In its public offering documents, Ant Financial outlined 4 key benefits it offers financial institutions: broad and targeted reach, intelligent decisioning systems, dynamic risk management systems, and technology infrastructure.
We’ve been over the first one already. Let’s dive into the other 3.
Intelligent Decisioning Systems—Ant Financial helps institutions by offering a real-time decisioning service to determine risk and match products with customer. What’s interesting is there there are two things going on here—first, the risk assessment part, then the identifying potential customers and matching them with products. Essentially, is a real-time risk assessment and financial product recommendation engine all in one.
Dynamic Risk Management Systems—these combine the decisioning system with other major factors, including “risks relating to KYC, fraud, AML, credit, liquidity, operations, security and data privacy.”
Technology Infrastructure—Ant Financial’s tech lets it scale to billions of transactions. The firm also offers this to financial institution partners as a technology service. It scales too—Ant Financial says “during the 11.11 global shopping festival in 2019, the peak payment transactions per second was 459,000.”
Even one of the three of these services would be a value add for regional bank in the US. The combination of all three will help an institution compete with fintech startups and be able to offer high quality, competitive, digital financial products to customers. And, post COVID, it’s been attractive to financial institutions in China:
“The number of customers paying for Ant to help them build mobile apps and provide cloud computing power jumped by 175% in the two months through April, and it’s now working with more than 200 lenders, according to the company.

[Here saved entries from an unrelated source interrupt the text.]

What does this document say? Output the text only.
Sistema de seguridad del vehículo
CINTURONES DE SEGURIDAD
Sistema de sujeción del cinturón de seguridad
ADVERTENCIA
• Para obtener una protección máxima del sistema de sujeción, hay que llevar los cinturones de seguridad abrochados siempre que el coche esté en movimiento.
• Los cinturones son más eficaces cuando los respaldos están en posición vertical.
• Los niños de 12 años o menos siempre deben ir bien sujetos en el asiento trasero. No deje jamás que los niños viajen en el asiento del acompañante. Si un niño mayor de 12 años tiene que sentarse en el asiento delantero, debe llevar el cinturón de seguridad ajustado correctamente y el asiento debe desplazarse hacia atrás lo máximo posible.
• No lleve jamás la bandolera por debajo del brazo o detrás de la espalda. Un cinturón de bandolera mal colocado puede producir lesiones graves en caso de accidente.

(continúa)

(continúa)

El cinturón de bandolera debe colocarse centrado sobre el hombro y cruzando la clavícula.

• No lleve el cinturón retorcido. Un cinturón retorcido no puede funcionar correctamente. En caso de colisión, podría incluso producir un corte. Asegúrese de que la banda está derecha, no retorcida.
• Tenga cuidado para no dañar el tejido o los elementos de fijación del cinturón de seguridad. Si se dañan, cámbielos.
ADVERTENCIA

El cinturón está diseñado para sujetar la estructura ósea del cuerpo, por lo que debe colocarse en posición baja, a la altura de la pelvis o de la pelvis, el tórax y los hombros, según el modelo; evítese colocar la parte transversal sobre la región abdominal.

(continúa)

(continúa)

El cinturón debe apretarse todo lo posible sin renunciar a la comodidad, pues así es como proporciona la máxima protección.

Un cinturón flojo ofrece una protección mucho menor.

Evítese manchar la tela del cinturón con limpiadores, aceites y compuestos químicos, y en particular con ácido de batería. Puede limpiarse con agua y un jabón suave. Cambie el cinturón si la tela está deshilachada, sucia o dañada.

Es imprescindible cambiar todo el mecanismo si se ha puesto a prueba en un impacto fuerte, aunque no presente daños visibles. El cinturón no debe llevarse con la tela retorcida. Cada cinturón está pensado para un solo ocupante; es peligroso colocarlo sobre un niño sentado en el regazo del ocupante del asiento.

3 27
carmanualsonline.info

Inquiries to collaborate with the tech giant increased by 400% over the period…[the client]pays a one-time license fee to Ant for its cloud products such as mPaaS and SOFAStack and also an annual fee for software support and maintenance.”
Ant Financial acknowledges the opportunity to expand internationally in the filing: “We intend to work with our partners and develop more comprehensive digital payment, digital finance and daily life services for consumers and businesses beyond China.”
The question is: where? Its an interesting question that has geopolitical issues too. Given the synergies with Alibaba, I fully expect Ant Financial to focus on emerging countries. (But, I can see some issues around Chinese companies providing financial infrastructure to emerging countries, given China’s Belt and Road Initiative.) And there’s still a lot of growth in China itself. But my thesis is that in an emerging country where financial services infrastructure is poor, Ant Financial can:
Get consumers on a high quality financial services and commerce platform
Get help from financial institutions onboard users for them by offering them modern financial services technology
Offer SMB focused financial products to enable merchants (on Alibaba and in general), which creates more transaction opportunities between merchants and consumers
Essentially, in an emerging country, where the ingredients around digital services adoption are ripe to take off, Ant Financial can improve the digital financial ecosystem for consumers and merchants and turn it into a flywheel for Alibaba.
That’s what I’d do anyway. There’s a lot of other evidence in the IPO filing that hints at this too—sections on how fruitful partnerships between financial institutions have been, for instance. But given the dramatic shift in financial services caused by COVID, the opportunity is ripe for Ant Financial to take their ambition to transform finance global.